Composite branched and linear F-actin maximize myosin-induced membrane shape changes in a biomimetic cell model

Abstract

The architecture of the actin cortex determines the generation and transmission of stresses, during key events from cell division to migration. However, its impact on myosin-induced cell shape changes remains unclear. Here, we reconstitute a minimal model of the actomyosin cortex with branched or linear F-actin architecture within giant unilamellar vesicles (GUVs, liposomes). Upon light activation of myosin, neither the branched nor linear F-actin architecture alone induces significant liposome shape changes. The branched F-actin network forms an integrated, membrane-bound "no-slip boundary" -like cortex that attenuates actomyosin contractility. By contrast, the linear F-actin network forms an unintegrated "slip boundary" -like cortex, where actin asters form without inducing membrane deformations. Notably, liposomes undergo significant deformations at an optimized balance of branched and linear F-actin networks. Our findings highlight the pivotal roles of branched F-actin in force transmission and linear F-actin in force generation to yield membrane shape changes.

Fig. 1. Light-activated contraction of the actomyosin networks within liposomes.
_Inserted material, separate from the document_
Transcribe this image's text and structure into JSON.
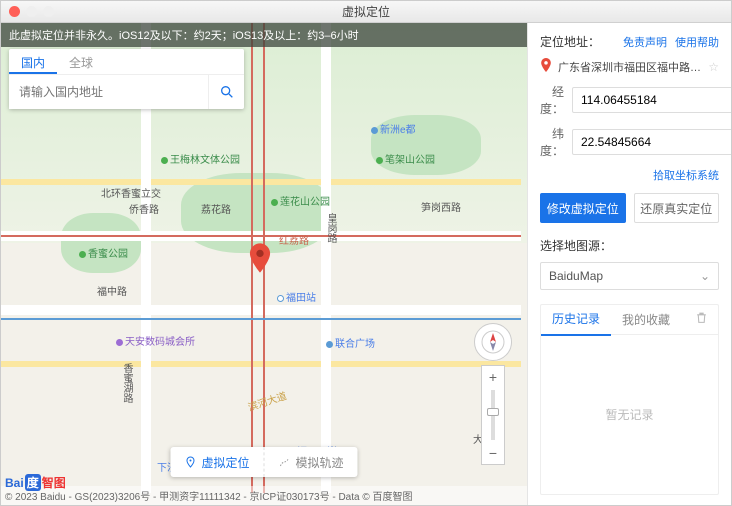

a Schematic of the light-activation of actomyosin contractility within a liposome encapsulating purified actin and myosin. b Timelapse images showing the mid-plane of the light-activated contracting actomyosin network within a liposome. The dashed line represents the position of the membrane. c The snapshot showing the fluorescently labeled lipid bilayer membrane in a mid-plane. d Actomyosin network contraction with 280 nM myosin. Black arrows are the total displacement, u, over 1 min, and vector magnitudes are normalized by its maximum. Colormap represents local strain fields. Mean compressive strain (e) and strain rate (f) over time (n = 12 liposomes and N = 2 independent experiments in 0 nM; n = 20 and N = 2 in 70 nM; n = 13 and N = 2 in 140 nM; n = 12 and N = 3 in 280 nM). Maximum strain (g) and maximum strain rate (h) extracted from (e) at 120 s and (f) (n = 12 liposomes and N = 2 independent experiments in 0 nM; n = 20 and N = 2 in 70 nM; n = 13 and N = 2 in 140 nM; n = 12 and N = 3 in 280 nM). Curves are mean ± SD. * and *** represent p < 0.05 and p < 0.001, respectively. Scale bars, 10 μm.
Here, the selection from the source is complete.